PREFACE

     « La perfection des oeuvres de Dieu et l'imperfection de ce monde, ne trouvent de solution que dans la notion chrétienne de la chute primitive. Cette chute, seule, donne tout son sens à la Rédemption », laquelle est « universelle dans son principe, individuelle dans son accomplissement ». Cet accomplissement a pour point de départ temporel le dépouillement du vieil homme et la naissance du Verbe en nous. Pour que le Verbe puisse opérer en nous, « il faut que nous renoncions à ce qui n'est pas lui. Parce qu'il est la Vie, sa naissance en nous signifie notre propre résurrection en lui ».

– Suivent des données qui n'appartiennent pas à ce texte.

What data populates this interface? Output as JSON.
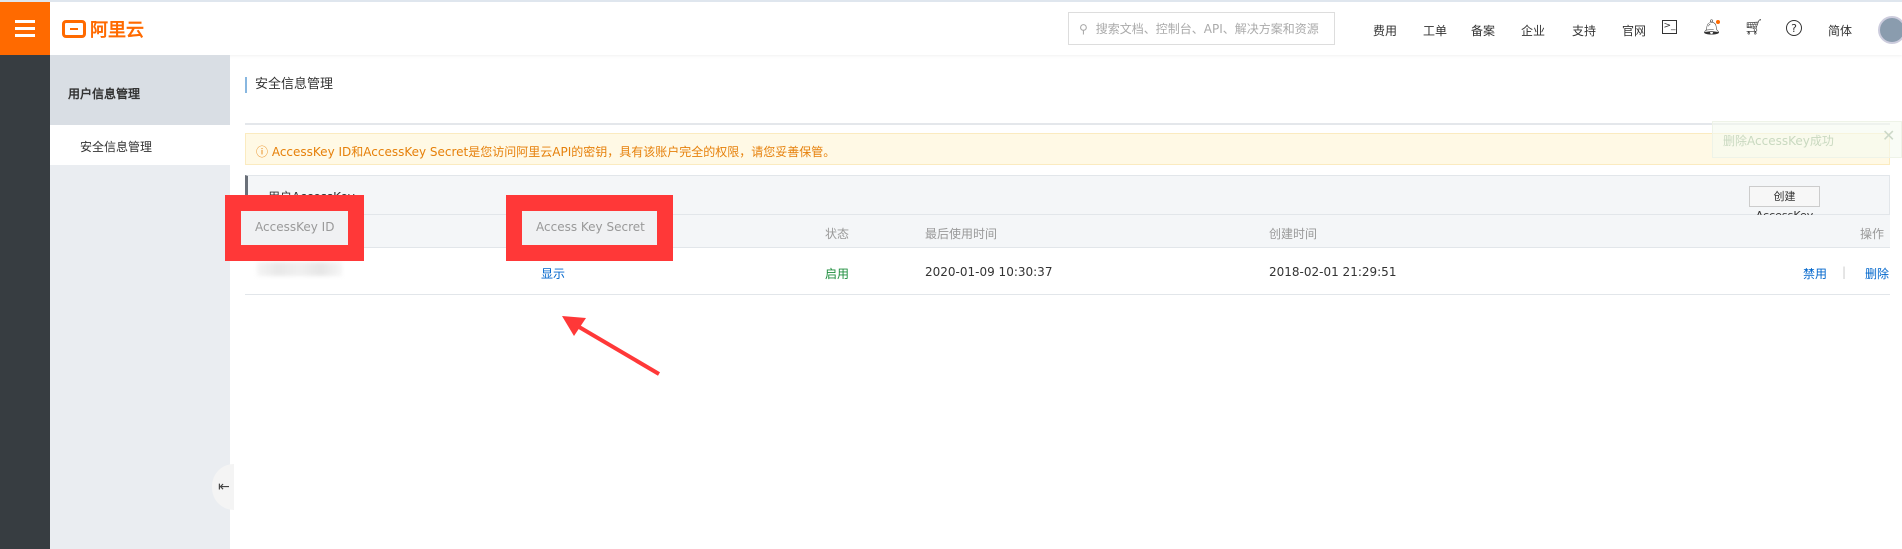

     « Vaincre l'amour-propre et l'égoïsme, créer le vide parfait où s'engouffrera irrésistiblement la plénitude divine, tel est le long, le rude, l'irremplaçable travail auquel l'âme se livre. Lorsqu'il est achevé, elle est ornée des sept dons du Saint-Esprit et délivrée des sept fardeaux de l'Esprit de ce monde ». L'Agent universel de la Rédemption, c'est le Verbe divin et lui seul. Tel est le point capital sur lequel Madame D… ne se lasse pas d'insister : « L'aveugle ne peut éclairer l'aveugle ! C'est en vertu de ce principe, si souvent oublié, que le salut de l'homme n'est pas, ne fut et ne sera jamais entre ses mains, C'est pourquoi la Rédemption par le Verbe divin, mystère insupportable à l'orgueil luciférien, devient, pour le RACHETABLE, une conception lumineusement logique et porteuse d'espérance. »

     Tels sont les thèmes que l'auteur développe, au cours de son exposé, pour nous amener ensuite à saisir leur application à la vie journalière.

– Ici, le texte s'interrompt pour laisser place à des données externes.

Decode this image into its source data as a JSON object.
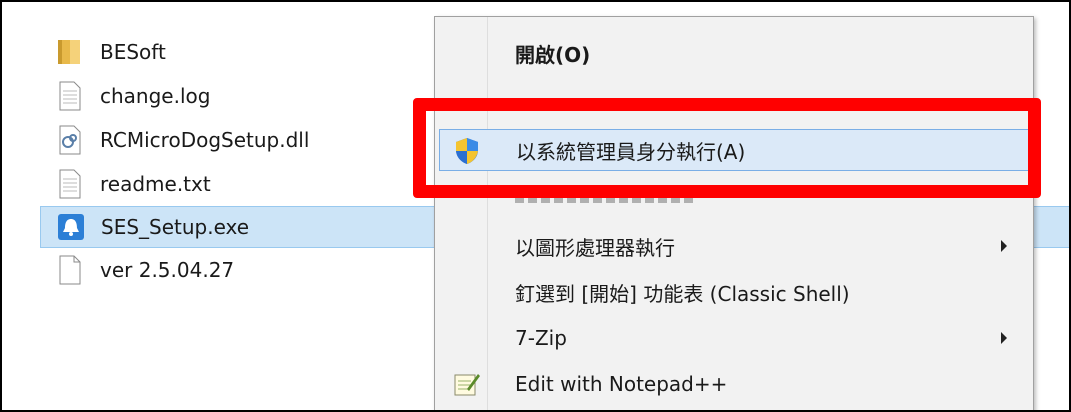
{
  "files": [
    {
      "name": "BESoft",
      "icon": "folder-icon"
    },
    {
      "name": "change.log",
      "icon": "text-file-icon"
    },
    {
      "name": "RCMicroDogSetup.dll",
      "icon": "dll-file-icon"
    },
    {
      "name": "readme.txt",
      "icon": "text-file-icon"
    },
    {
      "name": "SES_Setup.exe",
      "icon": "installer-icon",
      "selected": true
    },
    {
      "name": "ver 2.5.04.27",
      "icon": "blank-file-icon"
    }
  ],
  "context_menu": {
    "open": "開啟(O)",
    "run_as_admin": "以系統管理員身分執行(A)",
    "run_with_gpu": "以圖形處理器執行",
    "pin_start": "釘選到 [開始] 功能表 (Classic Shell)",
    "seven_zip": "7-Zip",
    "edit_notepad": "Edit with Notepad++"
  },
  "colors": {
    "highlight_box": "#ff0000",
    "selection": "#cce4f7",
    "menu_hover": "#dbe9f8"
  }
}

     Nous voyons comment peut s'accomplir la transmutation spirituelle de ce qui SEME CORRUPTIBLE DOIT RESSUSCITER INCORRUPTIBLE : « À chacun des efforts de l'âme, si imparfaits soient-ils, répond un secours, une aide, une grâce d'En-Haut. Et, lentement, l'Oeuvre s'accomplit, le but est entrevu puis atteint un jour : un temple nouveau du Seigneur se dresse, où s'opèrent les merveilles indicibles de la prière en Esprit et en Vérité ».

     « Mais, entre le premier élan de repentir et la grâce de la Présence Perpétuelle, que de temps, que d'efforts, que de renoncements et de défaillances ! »

     Ce sont ces chutes et ces relèvements, ces abandons et ces sursauts qui jalonnent le CHEMIN DU RETOUR, douloureux chemin de Croix aux stations innombrables, chemin d'agonie pour le Moi égoïste, voie triomphale pour l'âme éternelle. Car il est exact que la Voie étroite passe par le Calvaire, et que toute voie qui n'y passe point n'est qu'un chemin des écoliers !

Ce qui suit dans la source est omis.